O homem teria dito que ao empresário que os veículos não dariam problema "porque não estavam no inventário dos carros para serem leiloados pelo Estado".

De acordo com Thiago, ele tentou baixar o preço, mas o servidor em questão disse que não tinha autorização para mexer no valor, porque tinha um chefe participando do esquema. Foi então que Thiago procurou Denis Vinicius e ofertou as duas Hilux.

Thiago teria ficado com R$ 10 mil por intermediar compra e venda, enquanto a liberação dos carros ficava a cargo do servidor, com acesso ao pátio da Secretaria. Na data do furto, segundo documentos obtidos pela reportagem, o colaborador teria pedido aos comparsas que esperassem o zelador sair do prédio, para que ele não percebesse a retirada dos automóveis.

Mesmo com os cuidados, uma testemunha presenciou no momento em que os carros foram levados por um guincho, conforme as investigações. Com a placa do guincho, a Polícia conseguiu rastrear a localização e chegou ao motorista. O condutor contou que foi contratado apenas para realizar o frete e que os dois carros foram deixados em uma sucata.

Ele acompanhou os policiais até o endereço da sucata, onde as autoridades encontraram as Hilux já em processo de desmanche.
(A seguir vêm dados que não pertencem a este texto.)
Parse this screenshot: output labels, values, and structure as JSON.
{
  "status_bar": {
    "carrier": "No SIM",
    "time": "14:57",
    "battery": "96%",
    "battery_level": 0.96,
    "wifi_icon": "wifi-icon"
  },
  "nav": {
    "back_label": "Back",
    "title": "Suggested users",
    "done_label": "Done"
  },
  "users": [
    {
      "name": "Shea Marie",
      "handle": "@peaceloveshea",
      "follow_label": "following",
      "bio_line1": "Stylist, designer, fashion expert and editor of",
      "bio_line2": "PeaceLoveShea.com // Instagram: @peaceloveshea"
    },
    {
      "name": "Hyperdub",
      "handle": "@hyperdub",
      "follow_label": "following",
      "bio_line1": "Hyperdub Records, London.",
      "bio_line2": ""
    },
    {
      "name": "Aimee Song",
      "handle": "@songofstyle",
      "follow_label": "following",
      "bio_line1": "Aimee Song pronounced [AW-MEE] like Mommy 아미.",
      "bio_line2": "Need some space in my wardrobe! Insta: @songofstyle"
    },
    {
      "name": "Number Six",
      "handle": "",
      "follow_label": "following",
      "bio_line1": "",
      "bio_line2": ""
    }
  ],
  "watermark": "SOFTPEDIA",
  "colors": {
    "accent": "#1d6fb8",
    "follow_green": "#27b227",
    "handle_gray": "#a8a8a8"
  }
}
Denis, o proprietário do estabelecimento foi interrogado. De acordo com os policiais civis, na primeira versão, ele disse ter retirado os carros no dia 20, por meio de uma pessoa identificada como 'Tiago', sob pagamento do valor de R$ 30 mil.
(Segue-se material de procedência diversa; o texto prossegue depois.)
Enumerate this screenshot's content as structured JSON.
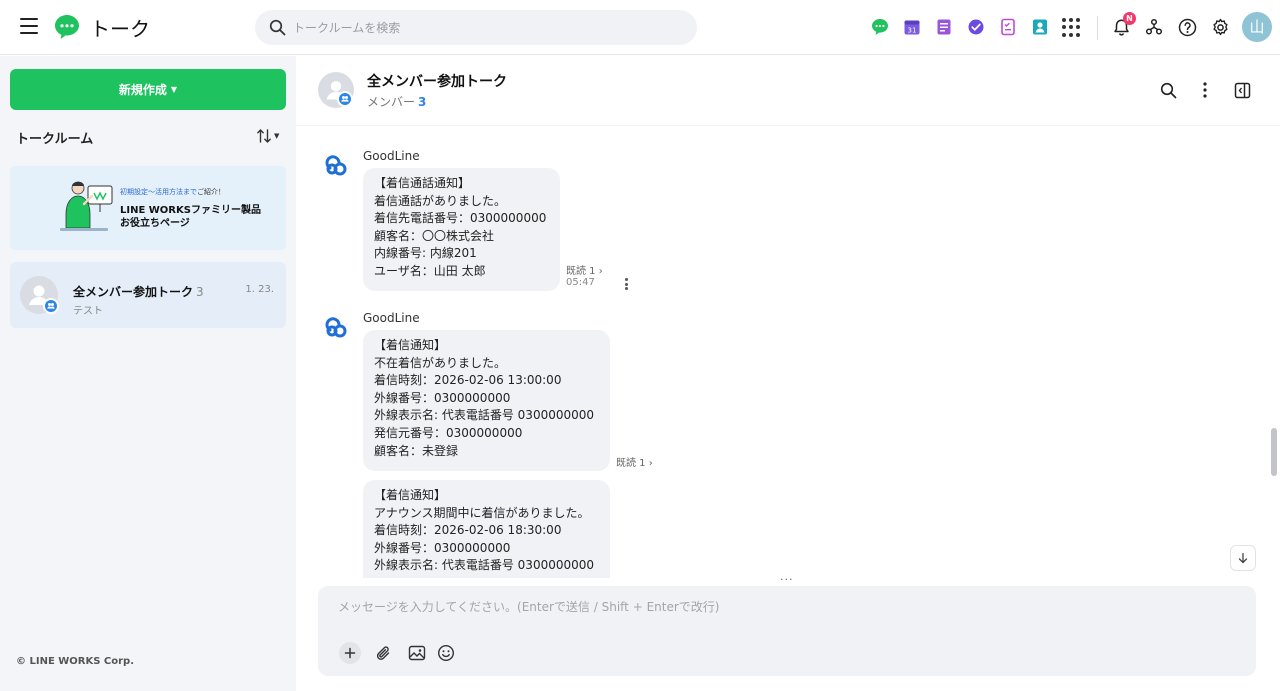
{
  "header": {
    "title": "トーク",
    "search_placeholder": "トークルームを検索",
    "notification_badge": "N",
    "user_avatar_initial": "山",
    "app_icons": [
      {
        "name": "talk-app-icon",
        "color": "#1ec25f"
      },
      {
        "name": "calendar-app-icon",
        "color": "#7b5be0",
        "label": "31"
      },
      {
        "name": "board-app-icon",
        "color": "#9a55d8"
      },
      {
        "name": "task-app-icon",
        "color": "#6c4be0"
      },
      {
        "name": "form-app-icon",
        "color": "#c04ad6"
      },
      {
        "name": "contacts-app-icon",
        "color": "#19a9b8"
      }
    ]
  },
  "sidebar": {
    "new_button_label": "新規作成",
    "rooms_label": "トークルーム",
    "banner": {
      "small_text_blue": "初期設定～活用方法まで",
      "small_text_dark": "ご紹介！",
      "line1": "LINE WORKSファミリー製品",
      "line2": "お役立ちページ"
    },
    "rooms": [
      {
        "name": "全メンバー参加トーク",
        "count": "3",
        "date": "1. 23.",
        "preview": "テスト"
      }
    ],
    "copyright": "© LINE WORKS Corp."
  },
  "chat": {
    "title": "全メンバー参加トーク",
    "members_label": "メンバー",
    "members_count": "3",
    "messages": [
      {
        "sender": "GoodLine",
        "text": "【着信通話通知】\n着信通話がありました。\n着信先電話番号：0300000000\n顧客名：〇〇株式会社\n内線番号: 内線201\nユーザ名：山田 太郎",
        "read": "既読 1 ›",
        "time": "05:47"
      },
      {
        "sender": "GoodLine",
        "text": "【着信通知】\n不在着信がありました。\n着信時刻：2026-02-06 13:00:00\n外線番号：0300000000\n外線表示名: 代表電話番号 0300000000\n発信元番号：0300000000\n顧客名：未登録",
        "read": "既読 1 ›"
      },
      {
        "sender": "",
        "text": "【着信通知】\nアナウンス期間中に着信がありました。\n着信時刻：2026-02-06 18:30:00\n外線番号：0300000000\n外線表示名: 代表電話番号 0300000000"
      }
    ],
    "resize_handle": "···",
    "composer_placeholder": "メッセージを入力してください。(Enterで送信 / Shift + Enterで改行)"
  },
  "colors": {
    "accent_green": "#1ec25f",
    "link_blue": "#2c86e8",
    "badge_red": "#f2376b"
  }
}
A Polícia afirma ter constatado contradições na fala de Denis e o autuou em flagrante por receptação. Na versão do proprietário da sucata, foi Thiago quem ordenou o desmanche. A ideia, segundo os investigadores, era cortar a numeração do chassi, motor e sinais identificadores dos veículos e, em seguida, devolvê-los ao comparsa.

O gestor de patrimônio da Secretaria das Cidades do Estado do Ceará prestou declarações sobre o sumiço das duas Hilux. Segundo ele, os carros estavam estacionados há mais de dois anos dentro de uma área de segurança, no estacionamento de veículos da Seplag, dentro do Centro Administrativo do Cambeba.
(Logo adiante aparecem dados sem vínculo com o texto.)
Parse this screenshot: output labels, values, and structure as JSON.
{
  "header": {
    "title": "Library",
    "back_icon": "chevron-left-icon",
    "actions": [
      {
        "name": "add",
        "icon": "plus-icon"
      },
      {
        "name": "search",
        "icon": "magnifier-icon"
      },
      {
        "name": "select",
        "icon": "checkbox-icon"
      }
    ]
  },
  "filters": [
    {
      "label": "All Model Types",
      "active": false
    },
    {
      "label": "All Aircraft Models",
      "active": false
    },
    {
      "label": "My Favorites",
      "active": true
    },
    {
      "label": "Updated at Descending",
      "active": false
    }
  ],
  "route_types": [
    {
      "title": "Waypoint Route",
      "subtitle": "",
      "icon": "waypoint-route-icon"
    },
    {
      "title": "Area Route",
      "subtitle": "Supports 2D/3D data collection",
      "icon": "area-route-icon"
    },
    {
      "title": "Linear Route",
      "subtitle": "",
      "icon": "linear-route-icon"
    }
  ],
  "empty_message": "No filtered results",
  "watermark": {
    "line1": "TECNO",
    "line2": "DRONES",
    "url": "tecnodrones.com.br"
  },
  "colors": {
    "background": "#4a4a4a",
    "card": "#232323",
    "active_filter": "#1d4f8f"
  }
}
A Polícia pediu ao Judiciário que as prisões em flagrante dos suspeitos fossem convertidas em preventiva, sob justificativa de garantir a ordem pública.

APURAÇÃO

A defesa de Denis é representada pelo advogado Túlio Magno. O advogado sustenta que não há requisitos para a permanência da prisão e que seu cliente colaborou com a investigação, dando os esclarecimentos solicitados.

"As acusações lançadas sobre o Denis são prematuras e irresponsáveis, porque produzidas sem a mínima chance de qualquer explicação. Em verdade, Denis foi conduzido a erro pelo servidor público, que garantiu inexistir qualquer ilegalidade na aquisição das duas sucatas veiculares em questão, inservíveis e em desuso, sob a promessa de que em quinze dias todos os trâmites e formalidades lhe seriam repassados", disse Túlio Magno.

Ainda conforme a defesa, a acusação foi irresponsável "sobretudo por ter inobservado toda uma trajetória de vida proba por parte do Denis, empresário exemplar, emissor de notas fiscais em seus negócios, que jamais teve qualquer envolvimento com o ilícito, jamais tendo figurado sequer em outra investigação policial. Cremos no bom senso do Judiciário, e que no transcorrer do processo tudo será esclarecido".

Já a defesa de Thiago Silva afirma que o empresário "é inocente e provará no decorrer da instrução criminal.

A reportagem entrou em contato com a Secretaria das Cidades e com a Secretaria do Planejamento e Gestão (Seplag). A Secretaria das Cidades informou que o servidor em questão é lotado na Seplag.

Por sua vez, a Seplag disse ser de responsabilidade da outra Pasta responder sobre o caso, porque os carros em questão eram patrimônio de gerência da 'Cidades'.